In the late 1990s, two other Stanford whiz kids, Larry Page and Sergey Brin, started Google — and it threw Yahoo for a loop. Page and Brin wanted to create a search engine that used a new way to show search results, based on what would eventually be known as PageRank. Their approach was driven by the idea that the number of pages on the internet would grow exponentially and that, with faster connections, people would look up information more often.
And they were right. With broadband proliferation, Google’s simple search page became the starting point for how we interacted with information. The faster the pipes, the faster and more often we went back to search for more things. Google was rewarded with all our attention.
At the start of 2000, Yahoo was still the preeminent place for most consumers to start their internet journey. It was the most valuable company on the planet — worth over $125 billion. It had passed on buying Google’s PageRank technology, which was on offer for a few million dollars.

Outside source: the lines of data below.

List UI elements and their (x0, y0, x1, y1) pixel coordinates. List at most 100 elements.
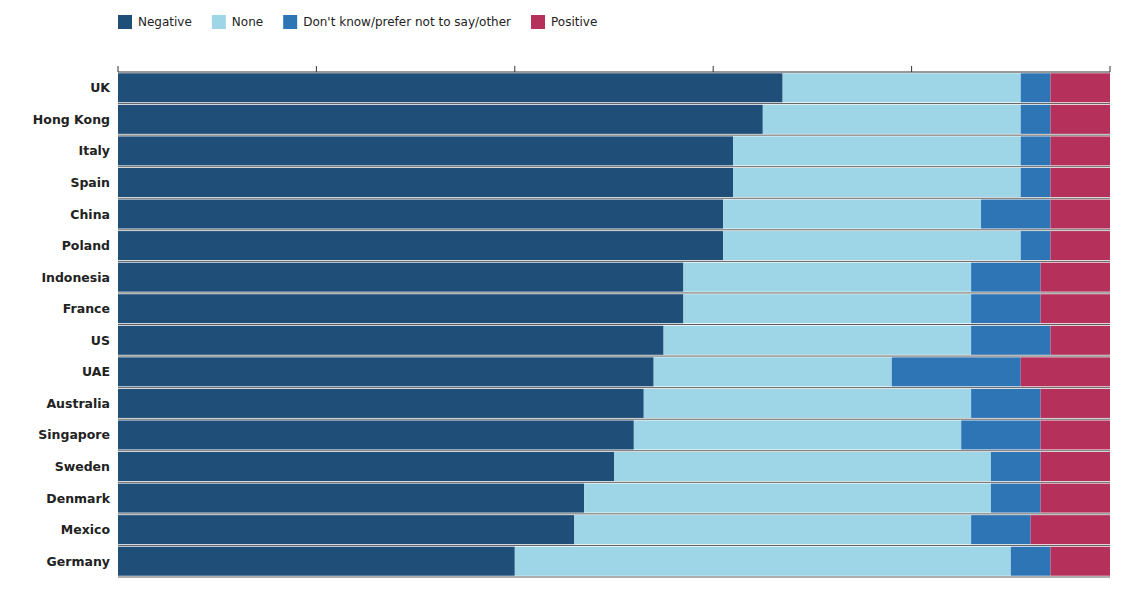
bar-segment (634, 420, 961, 449)
row-separator (118, 198, 1110, 199)
bar-segment (1041, 294, 1110, 323)
row-separator (118, 387, 1110, 388)
bar-segment (1021, 168, 1051, 197)
row-separator (118, 166, 1110, 167)
bar-segment (1021, 105, 1051, 134)
bar-segment (1050, 231, 1110, 260)
bar-segment (584, 484, 991, 513)
bar-segment (118, 136, 733, 165)
bar-segment (614, 452, 991, 481)
bar-segment (1021, 73, 1051, 102)
bar-segment (991, 484, 1041, 513)
x-tick (118, 66, 119, 72)
bar-segment (574, 515, 971, 544)
legend-label: Negative (138, 15, 192, 29)
y-tick-label: Italy (79, 143, 111, 158)
bar-segment (1050, 136, 1110, 165)
bar-segment (654, 357, 892, 386)
row-separator (118, 356, 1110, 357)
bar-segment (1041, 452, 1110, 481)
bar-segment (971, 515, 1031, 544)
row-separator (118, 545, 1110, 546)
y-tick-label: Australia (46, 396, 110, 411)
bar-segment (1050, 326, 1110, 355)
bar-segment (892, 357, 1021, 386)
legend: Negative None Don't know/prefer not to say… (118, 15, 597, 29)
row-separator (118, 135, 1110, 136)
row-separator (118, 513, 1110, 514)
bars (118, 73, 1110, 575)
bar-segment (1041, 484, 1110, 513)
bar-segment (118, 73, 783, 102)
legend-swatch (212, 15, 226, 29)
bar-segment (118, 294, 683, 323)
bar-segment (763, 105, 1021, 134)
bar-segment (664, 326, 972, 355)
bar-segment (118, 357, 654, 386)
legend-item: Negative (118, 15, 192, 29)
row-separator (118, 261, 1110, 262)
legend-label: None (232, 15, 263, 29)
bar-segment (1050, 547, 1110, 576)
bar-segment (683, 294, 971, 323)
bar-segment (118, 200, 723, 229)
row-separator (118, 103, 1110, 104)
bar-segment (971, 294, 1040, 323)
y-tick-label: France (63, 301, 110, 316)
bar-segment (723, 200, 981, 229)
bar-segment (723, 231, 1021, 260)
y-tick-label: Germany (47, 554, 110, 569)
x-tick (1110, 66, 1111, 72)
bar-segment (783, 73, 1021, 102)
bar-segment (1050, 168, 1110, 197)
row-separator (118, 324, 1110, 325)
bar-segment (118, 231, 723, 260)
bar-segment (118, 326, 664, 355)
row-separators (118, 104, 1110, 577)
bar-segment (118, 168, 733, 197)
y-tick-label: Mexico (61, 522, 111, 537)
y-tick-label: US (91, 333, 110, 348)
bar-segment (644, 389, 971, 418)
bar-segment (1041, 263, 1110, 292)
y-tick-label: Sweden (55, 459, 110, 474)
legend-swatch (283, 15, 297, 29)
x-tick (316, 66, 317, 72)
y-tick-label: China (70, 207, 110, 222)
bar-segment (118, 484, 584, 513)
y-tick-label: Hong Kong (33, 112, 110, 127)
bar-segment (1011, 547, 1051, 576)
bar-segment (1041, 389, 1110, 418)
x-axis (118, 66, 1110, 72)
bar-segment (971, 263, 1040, 292)
axis-line (118, 72, 1110, 73)
y-tick-label: UAE (82, 364, 110, 379)
bar-segment (1021, 231, 1051, 260)
bar-segment (961, 420, 1040, 449)
bar-segment (118, 105, 763, 134)
bar-segment (1021, 136, 1051, 165)
bar-segment (1050, 105, 1110, 134)
bar-segment (118, 263, 683, 292)
bottom-line (118, 577, 1110, 578)
y-tick-label: Singapore (38, 427, 110, 442)
row-separator (118, 419, 1110, 420)
chart: UKHong KongItalySpainChinaPolandIndonesi… (0, 0, 1128, 591)
row-separator (118, 482, 1110, 483)
y-axis: UKHong KongItalySpainChinaPolandIndonesi… (33, 80, 111, 568)
row-separator (118, 229, 1110, 230)
bar-segment (683, 263, 971, 292)
y-tick-label: Poland (62, 238, 110, 253)
bar-segment (971, 389, 1040, 418)
legend-item: Positive (531, 15, 597, 29)
bar-segment (118, 547, 515, 576)
x-tick (911, 66, 912, 72)
legend-swatch (118, 15, 132, 29)
bar-segment (515, 547, 1011, 576)
bar-segment (118, 420, 634, 449)
legend-item: Don't know/prefer not to say/other (283, 15, 511, 29)
x-tick (713, 66, 714, 72)
bar-segment (118, 452, 614, 481)
bar-segment (118, 515, 574, 544)
x-tick (514, 66, 515, 72)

It tried very hard to match Google by buying innovative companies such as Inktomi. It tried to jump on the Web 2.0 bandwagon. But in the end, it failed because it started to lose the “talent war.” Some of the smartest people worked for Yahoo, and then they worked at Google or some other high-flying startup. They would go on to do interesting and important things — just not at Yahoo.
Its ranks were filled with career managers who believed in the status quo, or at best incremental change, to ensure that Yahoo’s stock kept up appearances. Yahoo was on a road to irrelevance — a fate worse than being acquired by a telecom company. In 2017, the company was sold to Verizon for less than $5 billion — about the same as its annual revenue.
Google would go on to become one of a handful of American companies valued at more than $1 trillion. Yahoo, on the other hand, has become an afterthought on the internet, owned by a large private equity firm. These days, the only reason I visit Yahoo is to check the dismal performance of my fantasy baseball team.